Laporan Wartawan Gridhot.ID, Candra Mega
Gridhot.ID - Komisi III DPR RI menetapkan Firli Bahuri menjadi Ketua Komisi Pemberantasan Korupsi (KPK) periode 2019-2023.
Keputusan tersebut diambil setelah rapat antar ketua kelompok fraksi di Komisi III DPR, Jumat (13/9/2019) dini hari.
Sementara, empat Wakil Ketua KPK adalah Nawawi Pamolango, Lili Pintouli Siregar, Nurul Ghufron, dan Alexander Marwata.
Nama Firli Bahuri sebelumnya menuai banyak kontroversi karena mendapat penolakan dari sejumlah pihak, termasuk dari internal KPK.
Dikutip dari Kompas, KPK bahkan menyatakan Firli merupakan mantan Deputi Penindakan KPK yang telah melakukan pelanggaran etik berat.
Menurut Penasehat KPK Muhammad Tsani Annafari, Firli melakukan pelanggaran hukum berat berdasarkan kesimpulan musyawarah Dewan Pertimbangan Pegawai KPK.
"Musyawarah itu perlu kami sampaikan. Hasilnya adalah kami dengan suara bulat menyepakati dipenuhi cukup bukti ada pelanggaran berat," kata Tsani dalam konferensi pers di Gedung Merah Putih KPK, Rabu (11/9/2019).
Tsani mengatakan, pelanggaran etik berat yang dilakukan Firli itu berdasarkan tiga peristiwa.
Pertama, pertemuan Firli dengan Mantan Gubernur Nusa Tenggara Barat (NTB) M Zainul Majdi pada 12 dan 13 Mei 2018.

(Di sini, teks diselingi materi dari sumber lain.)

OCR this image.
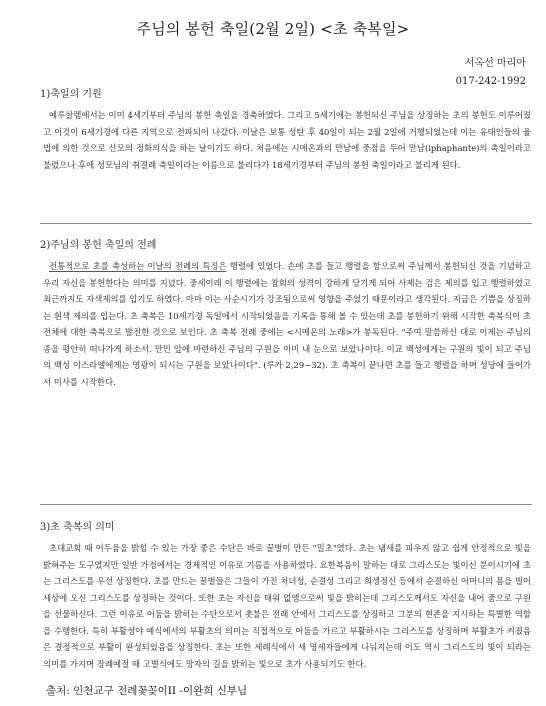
주님의 봉헌 축일(2월 2일) <초 축복일>
서옥선 마리아
017-242-1992
1)축일의 기원

예루살렘에서는 이미 4세기부터 주님의 봉헌 축일을 경축하였다. 그리고 5세기에는 봉헌되신 주님을 상징하는 초의 봉헌도 이루어졌고 이것이 6세기경에 다른 지역으로 전파되어 나갔다. 이날은 보통 성탄 후 40일이 되는 2월 2일에 거행되었는데 이는 유태인들의 율법에 의한 것으로 산모의 정화의식을 하는 날이기도 하다. 처음에는 시메온과의 만남에 중점을 두어 만남(iphaphante)의 축일이라고 불렸으나 후에 성모님의 취결례 축일이라는 이름으로 불리다가 18세기경부터 주님의 봉헌 축일이라고 불리게 된다.

2)주님의 봉헌 축일의 전례

전통적으로 초를 축성하는 이날의 전례의 특징은 행렬에 있었다. 손에 초를 들고 행렬을 함으로써 주님께서 봉헌되신 것을 기념하고 우리 자신을 봉헌한다는 의미를 지녔다. 중세이래 이 행렬에는 참회의 성격이 강하게 담기게 되어 사제는 검은 제의를 입고 행렬하였고 최근까지도 자색제의를 입기도 하였다. 아마 이는 사순시기가 강조됨으로써 영향을 주었기 때문이라고 생각된다. 지금은 기쁨을 상징하는 흰색 제의를 입는다. 초 축복은 10세기경 독일에서 시작되었음을 기록을 통해 볼 수 있는데 초를 봉헌하기 위해 시작한 축복식이 초 전체에 대한 축복으로 발전한 것으로 보인다. 초 축복 전례 중에는 <시메온의 노래>가 봉독된다. "주여 말씀하신 대로 이제는 주님의 종을 평안히 떠나가게 하소서. 만민 앞에 마련하신 주님의 구원을 이미 내 눈으로 보았나이다. 이교 백성에게는 구원의 빛이 되고 주님의 백성 이스라엘에게는 영광이 되시는 구원을 보았나이다". (루카 2,29~32). 초 축복이 끝나면 초를 들고 행렬을 하며 성당에 들어가서 미사를 시작한다.

3)초 축복의 의미

초대교회 때 어두움을 밝힐 수 있는 가장 좋은 수단은 바로 꿀벌이 만든 "밀초"였다. 초는 냄새를 피우지 않고 쉽게 안정적으로 빛을 밝혀주는 도구였지만 일반 가정에서는 경제적인 이유로 기름을 사용하였다. 요한복음이 말하는 대로 그리스도는 빛이신 분이시기에 초는 그리스도를 우선 상징한다. 초를 만드는 꿀벌들은 그들이 가진 처녀성, 순결성 그리고 희생정신 등에서 순결하신 어머니의 몸을 빌어 세상에 오신 그리스도를 상징하는 것이다. 또한 초는 자신을 태워 없앰으로써 빛을 밝히는데 그리스도께서도 자신을 내어 줌으로 구원을 선물하신다. 그런 이유로 어둠을 밝히는 수단으로서 촛불은 전례 안에서 그리스도를 상징하고 그분의 현존을 지시하는 특별한 역할을 수행한다. 특히 부활성야 예식에서의 부활초의 의미는 직접적으로 어둠을 가르고 부활하시는 그리스도를 상징하며 부활초가 켜졌음은 결정적으로 부활이 완성되었음을 상징한다. 초는 또한 세례식에서 새 영세자들에게 나눠지는데 이도 역시 그리스도의 빛이 되라는 의미를 가지며 장례예절 때 고별식에도 망자의 길을 밝히는 빛으로 초가 사용되기도 한다.

출처: 인천교구 전례꽃꽂이II -이완희 신부님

Padahal, saat itu KPK sedang menyelidiki dugaan korupsi kepemilikan saham PT Newmont yang melibatkan Pemerintah Provinsi NTB.
Kedua, Firli melanggar etik saat menjemput langsung seorang saksi yang hendak diperiksa di lobi KPK pada 8 Agustus 2018.
Ketiga, Firli pernah bertemu petinggi partai politik di sebuah hotel di Jakarta pada 1 November 2018.
Sementara sehari setelah DPR memilih lima orang menjadi komisioner KPK periode 2019-2023,Saut Situmorang mundur sebagai pimpinan KPK.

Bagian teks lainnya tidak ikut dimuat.